Une information judiciaire avait été ouverte dimanche matin et l'enquête confiée à un juge d'instruction.

Libres mais placés sous contrôle judiciaire

Tous les cinq ont été placés sous contrôle judiciaire, conformément aux réquisitions du parquet, a précisé la même source. 

Alexandre Benalla et Vincent Crase ont été filmés en train de frapper et malmener des manifestants le jour de la Fête du travail à Paris, alors qu'ils accompagnaient les forces de l'ordre en tant qu'"observateurs".

Alexandra Benalla, dont le licenciement a été annoncé vendredi, est également mis en examen pour "immixtion dans l'exercice d'une fonction publique", "port public et sans droit d'insignes réglementés", "recel de détournement d'images issues d'un système de vidéo-protection" et "recel de violation du secret professionnel".

Vincent Crase est lui mis en examen pour "immixtion dans l'exercice d'une fonction publique" et "port prohibé d'une arme de catégorie B". 

Le contrôle judiciaire qui leur a été imposé leur interdit d'exercer une fonction publique ou une mission de service public, de détenir une arme et d'entrer en contact avec d'autres protagonistes de l'affaire. 

Déjà suspendus à titre conservatoire, les trois policiers, des haut gradés de la Direction de l'ordre public et de la circulation (DOPC) de la préfecture de police de Paris, n'ont eux non plus pas le droit d'entrer en contact avec d'autres protagonistes de l'affaire. L'un d'entre eux, chef d'état-major adjoint de la DOPC, est aussi mis en examen pour "complicité de port illégal d'insigne". 

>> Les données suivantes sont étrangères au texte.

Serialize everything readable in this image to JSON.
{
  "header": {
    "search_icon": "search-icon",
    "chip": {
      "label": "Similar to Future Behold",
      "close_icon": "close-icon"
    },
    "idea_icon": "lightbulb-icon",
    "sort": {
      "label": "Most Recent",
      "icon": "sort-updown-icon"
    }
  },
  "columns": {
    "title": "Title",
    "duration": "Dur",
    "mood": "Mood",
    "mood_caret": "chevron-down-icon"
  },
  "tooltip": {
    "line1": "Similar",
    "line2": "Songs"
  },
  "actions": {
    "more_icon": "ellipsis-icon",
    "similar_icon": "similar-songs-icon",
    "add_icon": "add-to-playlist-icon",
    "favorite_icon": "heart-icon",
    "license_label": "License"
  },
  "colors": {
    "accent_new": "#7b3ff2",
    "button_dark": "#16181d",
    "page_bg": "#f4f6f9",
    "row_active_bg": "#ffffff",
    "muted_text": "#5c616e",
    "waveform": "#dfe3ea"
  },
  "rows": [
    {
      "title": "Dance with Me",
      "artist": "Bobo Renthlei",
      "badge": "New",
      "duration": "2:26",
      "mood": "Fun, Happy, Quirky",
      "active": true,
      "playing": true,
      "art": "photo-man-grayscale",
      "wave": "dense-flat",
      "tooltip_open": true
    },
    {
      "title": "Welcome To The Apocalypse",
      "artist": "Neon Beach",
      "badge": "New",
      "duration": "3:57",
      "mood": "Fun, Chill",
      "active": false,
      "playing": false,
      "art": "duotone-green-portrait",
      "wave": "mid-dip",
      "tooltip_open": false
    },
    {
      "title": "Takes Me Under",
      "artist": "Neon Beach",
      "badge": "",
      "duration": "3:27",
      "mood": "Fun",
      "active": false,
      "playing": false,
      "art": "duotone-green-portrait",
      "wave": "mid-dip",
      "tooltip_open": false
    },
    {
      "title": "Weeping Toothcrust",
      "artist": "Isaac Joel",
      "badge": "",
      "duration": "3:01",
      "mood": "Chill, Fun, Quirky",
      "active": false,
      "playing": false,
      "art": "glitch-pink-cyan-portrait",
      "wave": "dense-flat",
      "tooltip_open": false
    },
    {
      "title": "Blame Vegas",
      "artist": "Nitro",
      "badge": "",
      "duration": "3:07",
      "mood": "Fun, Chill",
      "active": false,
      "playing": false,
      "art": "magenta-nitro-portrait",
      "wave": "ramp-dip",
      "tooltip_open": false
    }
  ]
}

Les victimes, identifiées, seront entendues 

Depuis mercredi soir, et la révélation par le quotidien Le Monde de l'identité du conseiller de l'Elysée apparaissant sur des vidéos diffusées sur les réseaux sociaux, l'opposition accuse le pouvoir d'avoir tenté d'étouffer l'affaire. L'Elysée a reconnu avoir eu connaissance très rapidement des agissements d'Alexandre Benalla mais n'avait pas saisi la justice.

Les deux victimes, un homme et une femme filmés en train d'être frappés sur les vidéos le 1er mai, ont été identifiées et souhaitent être entendues ultérieurement par les enquêteurs, a indiqué une source proche de l'enquête. 

Benalla avait accès à l'hémicycle de l'Assemblée 

Parmi le lot de révélations de ces derniers jours, les députés ont appris, samedi, qu'Alexandre Benalla possédait également un badge lui donnant accès à l’hémicycle de l'Assemblée nationale, ce qui a scandalisé nombre de députés de l'opposition. Les Républicains ont demandé des explications sur ce  badge. Il lui avait été attribué sur "demande du directeur de cabinet" d'Emmanuel Macron, mais désactivé vendredi, selon la présidence de l'Assemblée.

Les travaux de l'Assemblée suspendus 

Le ministre de l'Intérieur Gérard Collomb sera auditionné lundi à l'Assemblée nationale. Les travaux des députés, censés examiner le projet de révision constitutionnelle, ont été suspendus ce dimanche. Au cœur de la tourmente, le chef de l'Etat est resté jusqu'ici silencieux.